The owners, who were riding with the Governor, were mortified. Here sat the most important man in Ohio with a very important job to do sitting here in the middle of pastures and cornfields, still many miles from the Capital, not moving. They huddled together and got out their maps of all their tracks and stations, arguing and discussing and arguing again. They finally decided they needed the closest train available to get here and rescue the governor and the mayors. They looked again and again, and decided that the closest station to them was a little town called Littletown. So the call went out. Get up steam on any available train and send it as soon as possible to rescue the very important people. The Littletown stationmaster replied yes sir, yes sir twice because he was so nervous. He looked at his manifest and was aghast, he had said yes before he realized that all his trains were out of the station at other places. That is, all except, the Blue train. But it had not been used for years and was old and tired. But he had no choice now, because if he called back and told them, they would surely fire him for not realizing he had no trains available.

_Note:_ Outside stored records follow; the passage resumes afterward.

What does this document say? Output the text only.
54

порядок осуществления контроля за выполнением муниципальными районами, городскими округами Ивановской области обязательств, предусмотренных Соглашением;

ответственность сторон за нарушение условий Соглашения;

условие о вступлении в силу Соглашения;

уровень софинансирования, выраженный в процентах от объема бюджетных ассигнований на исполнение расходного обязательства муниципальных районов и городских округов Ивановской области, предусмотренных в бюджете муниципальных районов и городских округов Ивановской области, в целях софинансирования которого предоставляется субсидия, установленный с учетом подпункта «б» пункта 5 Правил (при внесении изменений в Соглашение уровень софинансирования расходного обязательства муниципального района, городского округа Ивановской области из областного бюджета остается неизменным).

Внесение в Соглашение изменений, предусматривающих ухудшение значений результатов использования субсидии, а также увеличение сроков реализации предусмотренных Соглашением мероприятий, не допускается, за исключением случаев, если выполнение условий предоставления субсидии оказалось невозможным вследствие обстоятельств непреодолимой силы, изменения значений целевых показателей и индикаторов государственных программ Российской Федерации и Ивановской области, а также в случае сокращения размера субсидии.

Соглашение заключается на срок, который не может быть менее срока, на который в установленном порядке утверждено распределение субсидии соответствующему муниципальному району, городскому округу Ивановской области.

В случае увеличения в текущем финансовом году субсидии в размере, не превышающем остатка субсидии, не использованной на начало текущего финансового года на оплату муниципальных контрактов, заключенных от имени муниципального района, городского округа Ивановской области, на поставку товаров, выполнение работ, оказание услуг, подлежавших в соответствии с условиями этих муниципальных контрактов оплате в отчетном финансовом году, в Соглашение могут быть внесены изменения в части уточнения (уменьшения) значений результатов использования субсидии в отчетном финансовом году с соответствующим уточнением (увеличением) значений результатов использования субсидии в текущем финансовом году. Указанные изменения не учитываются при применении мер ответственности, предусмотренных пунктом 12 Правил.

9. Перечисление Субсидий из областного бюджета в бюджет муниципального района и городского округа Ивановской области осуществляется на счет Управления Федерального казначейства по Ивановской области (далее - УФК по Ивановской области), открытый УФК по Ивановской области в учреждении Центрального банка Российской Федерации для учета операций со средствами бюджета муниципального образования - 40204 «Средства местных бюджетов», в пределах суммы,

Blue train was in the middle of another nights long sleep, when he noticed a small army of men coming in his direction. Before he knew what was happening, they had lit his boiler and the steam was making the old engine come alive again. As quickly as possible Blue train was connected to the main line. The engineer pushed the old throttle and the Blue engine started to move. At first it was like an old fellow with stiff muscles getting on his feet after sitting for a long while, he groaned and moaned; but soon, as the steam ran through its lines and twists and turns it started to feel good, until he was flying down the tracks feeling as if he were a teenager again. Soon, it seems in record time, with all its lights blazing and its horn tooting and whistle whistling, it came around the final turn and there was the Governors train. The Governor could not stop thanking the owners for their great wisdom in sending for this fine train, and the owners could not stop thanking the stationmaster for his wise choice in sending this fine old train.

So, I wish I could say that old Blue train was back to work on a daily basis, but time could not be reversed and old Blue was just that, old. But old Blue was given a special siding all to itself, and banners proclaimed that this train was the train that rescued the Governor of Ohio in a snowstorm and carried him to Capital city where he signed important bills that helped all the people of Ohio. He was a hero.

There is a moral to this story. We all get old and our bodies may become smaller and less robust, but inside all of us dwells a spirit that burns eternally bright, just like Old Blue Train in Littletown Ohio.